Maybe to add a bit extra information: Leaded fuel was only available short time before WW2 , mostly for aviation, less so for private customers. That is why owners of cast iron head vehicles will find a lot of wear on non-existant valve seats with unleaded from prewar times. Grinding in valves was a weekend joy the riders were used to.
Leaded fuel is not necessarily great for everybody´s engine as owners of prewar Tiger Moths with their Gipsy engines can tell. These engines had bronce heads , no seat inserts in them. So when leaded avgas was introduced widely in aviation in wartimes and later, these bronce heads had big troubles from seat wear due to lead content. The effect can be explained with soldering irons and copper tips: You will have noticed eroded copper tips from long use with tin solder containing lead. It eats away the copper , same with bronce valve seats. Now big trouble was with Tiger Moths after WW 2 , you only got avgas leaded that was bad for them . De Havilland specified for these engines unleaded but was not available untill recently from 1980 and later. Bad effect was now the different formula of unleaded that attacked rubber hoses or painted cork floats - so next bunch of problems.
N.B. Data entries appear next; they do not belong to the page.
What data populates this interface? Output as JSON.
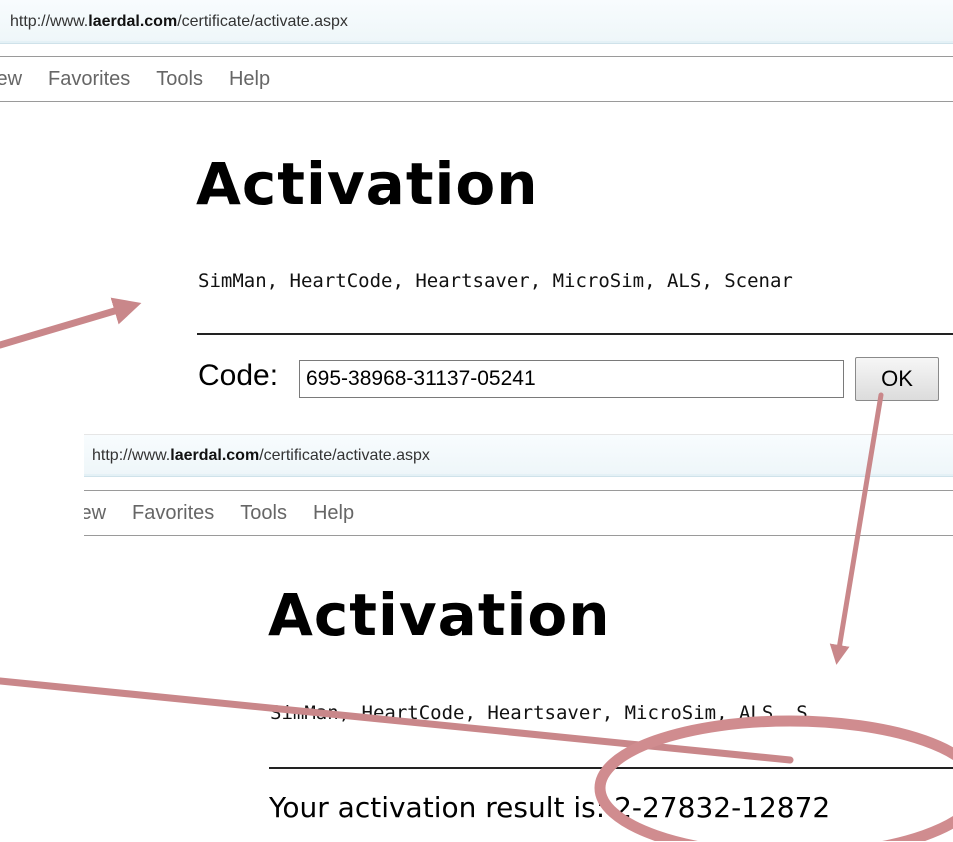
{
  "screen1": {
    "address": {
      "prefix": "http://www.",
      "domain": "laerdal.com",
      "path": "/certificate/activate.aspx"
    },
    "menu": [
      "iew",
      "Favorites",
      "Tools",
      "Help"
    ],
    "heading": "Activation",
    "products": "SimMan, HeartCode, Heartsaver, MicroSim, ALS, Scenar",
    "code_label": "Code:",
    "code_value": "695-38968-31137-05241",
    "ok_label": "OK"
  },
  "screen2": {
    "address": {
      "prefix": "http://www.",
      "domain": "laerdal.com",
      "path": "/certificate/activate.aspx"
    },
    "menu": [
      "iew",
      "Favorites",
      "Tools",
      "Help"
    ],
    "heading": "Activation",
    "products": "SimMan, HeartCode, Heartsaver, MicroSim, ALS, S",
    "result_label": "Your activation result is:",
    "result_value": "2-27832-12872"
  },
  "annotations": {
    "arrow_color": "#c9878a",
    "highlight_color": "#d08c8f"
  }
}
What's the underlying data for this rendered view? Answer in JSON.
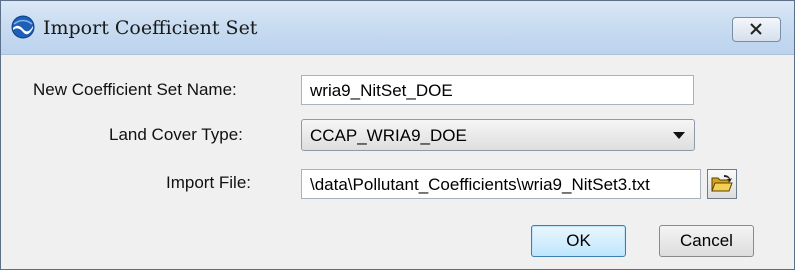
{
  "window": {
    "title": "Import Coefficient Set",
    "app_icon": "noaa-logo-icon",
    "close_icon": "close-icon"
  },
  "form": {
    "name_label": "New Coefficient Set Name:",
    "name_value": "wria9_NitSet_DOE",
    "landcover_label": "Land Cover Type:",
    "landcover_value": "CCAP_WRIA9_DOE",
    "import_label": "Import File:",
    "import_value": "\\data\\Pollutant_Coefficients\\wria9_NitSet3.txt",
    "browse_icon": "open-folder-icon"
  },
  "buttons": {
    "ok": "OK",
    "cancel": "Cancel"
  },
  "colors": {
    "titlebar": "#c9dcf1",
    "dialog_bg": "#f0f0f0",
    "default_button": "#bee6fd"
  }
}
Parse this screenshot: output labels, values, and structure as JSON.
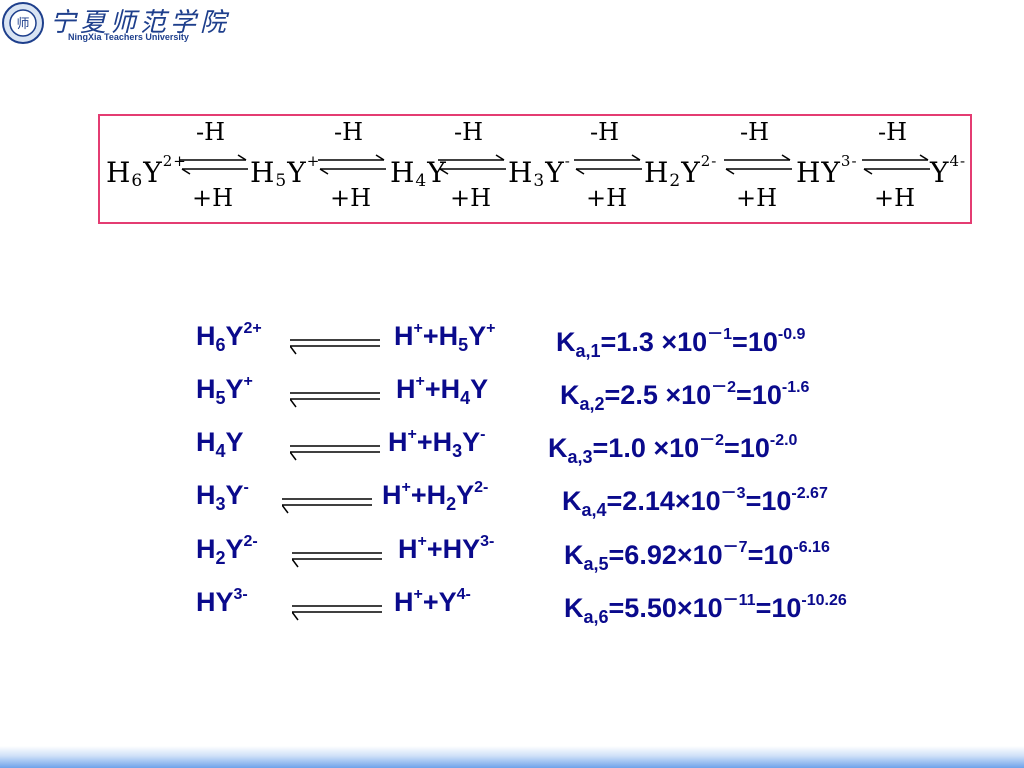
{
  "header": {
    "school_cn": "宁夏师范学院",
    "school_en": "NingXia Teachers University",
    "logo_text": "师"
  },
  "chain": {
    "species": [
      {
        "base": "H",
        "sub": "6",
        "mid": "Y",
        "sup": "2+"
      },
      {
        "base": "H",
        "sub": "5",
        "mid": "Y",
        "sup": "+"
      },
      {
        "base": "H",
        "sub": "4",
        "mid": "Y",
        "sup": ""
      },
      {
        "base": "H",
        "sub": "3",
        "mid": "Y",
        "sup": "-"
      },
      {
        "base": "H",
        "sub": "2",
        "mid": "Y",
        "sup": "2-"
      },
      {
        "base": "HY",
        "sub": "",
        "mid": "",
        "sup": "3-"
      },
      {
        "base": "Y",
        "sub": "",
        "mid": "",
        "sup": "4-"
      }
    ],
    "arrow_top": "-H",
    "arrow_bottom": "+H"
  },
  "equilibria": [
    {
      "lhs": {
        "h": "H",
        "hsub": "6",
        "y": "Y",
        "ysup": "2+"
      },
      "rhs": {
        "hp": "H",
        "hpsup": "+",
        "plus": "+",
        "h": "H",
        "hsub": "5",
        "y": "Y",
        "ysup": "+"
      },
      "k": {
        "label": "K",
        "sub": "a,1",
        "eq": "=1.3 ×10",
        "exp": "－1",
        "eq2": "=10",
        "exp2": "-0.9"
      }
    },
    {
      "lhs": {
        "h": "H",
        "hsub": "5",
        "y": "Y",
        "ysup": "+"
      },
      "rhs": {
        "hp": "H",
        "hpsup": "+",
        "plus": "+",
        "h": "H",
        "hsub": "4",
        "y": "Y",
        "ysup": ""
      },
      "k": {
        "label": "K",
        "sub": "a,2",
        "eq": "=2.5 ×10",
        "exp": "－2",
        "eq2": "=10",
        "exp2": "-1.6"
      }
    },
    {
      "lhs": {
        "h": "H",
        "hsub": "4",
        "y": "Y",
        "ysup": ""
      },
      "rhs": {
        "hp": "H",
        "hpsup": "+",
        "plus": "+",
        "h": "H",
        "hsub": "3",
        "y": "Y",
        "ysup": "-"
      },
      "k": {
        "label": "K",
        "sub": "a,3",
        "eq": "=1.0 ×10",
        "exp": "－2",
        "eq2": "=10",
        "exp2": "-2.0"
      }
    },
    {
      "lhs": {
        "h": "H",
        "hsub": "3",
        "y": "Y",
        "ysup": "-"
      },
      "rhs": {
        "hp": "H",
        "hpsup": "+",
        "plus": "+",
        "h": "H",
        "hsub": "2",
        "y": "Y",
        "ysup": "2-"
      },
      "k": {
        "label": "K",
        "sub": "a,4",
        "eq": "=2.14×10",
        "exp": "－3",
        "eq2": "=10",
        "exp2": "-2.67"
      }
    },
    {
      "lhs": {
        "h": "H",
        "hsub": "2",
        "y": "Y",
        "ysup": "2-"
      },
      "rhs": {
        "hp": "H",
        "hpsup": "+",
        "plus": "+",
        "h": "HY",
        "hsub": "",
        "y": "",
        "ysup": "3-"
      },
      "k": {
        "label": "K",
        "sub": "a,5",
        "eq": "=6.92×10",
        "exp": "－7",
        "eq2": "=10",
        "exp2": "-6.16"
      }
    },
    {
      "lhs": {
        "h": "HY",
        "hsub": "",
        "y": "",
        "ysup": "3-"
      },
      "rhs": {
        "hp": "H",
        "hpsup": "+",
        "plus": "+",
        "h": "Y",
        "hsub": "",
        "y": "",
        "ysup": "4-"
      },
      "k": {
        "label": "K",
        "sub": "a,6",
        "eq": "=5.50×10",
        "exp": "－11",
        "eq2": "=10",
        "exp2": "-10.26"
      }
    }
  ],
  "colors": {
    "equation_text": "#0a0a8c",
    "box_border": "#e43c72",
    "school_blue": "#1e3f8c"
  }
}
Thanks for the Porsche photo, the engine is mainly Beetle type with alu heads and seat rings . I do not think you´d get wear on them from having unleaded fuel as the kind of alloyed cast iron seats should be fine with unleaded - same with all post war BMW bikes or other alu head engines. Engine speeds in the old Porsche are modest I guess, well below 5000rpm and valves not big, so unleaded quite allright I say.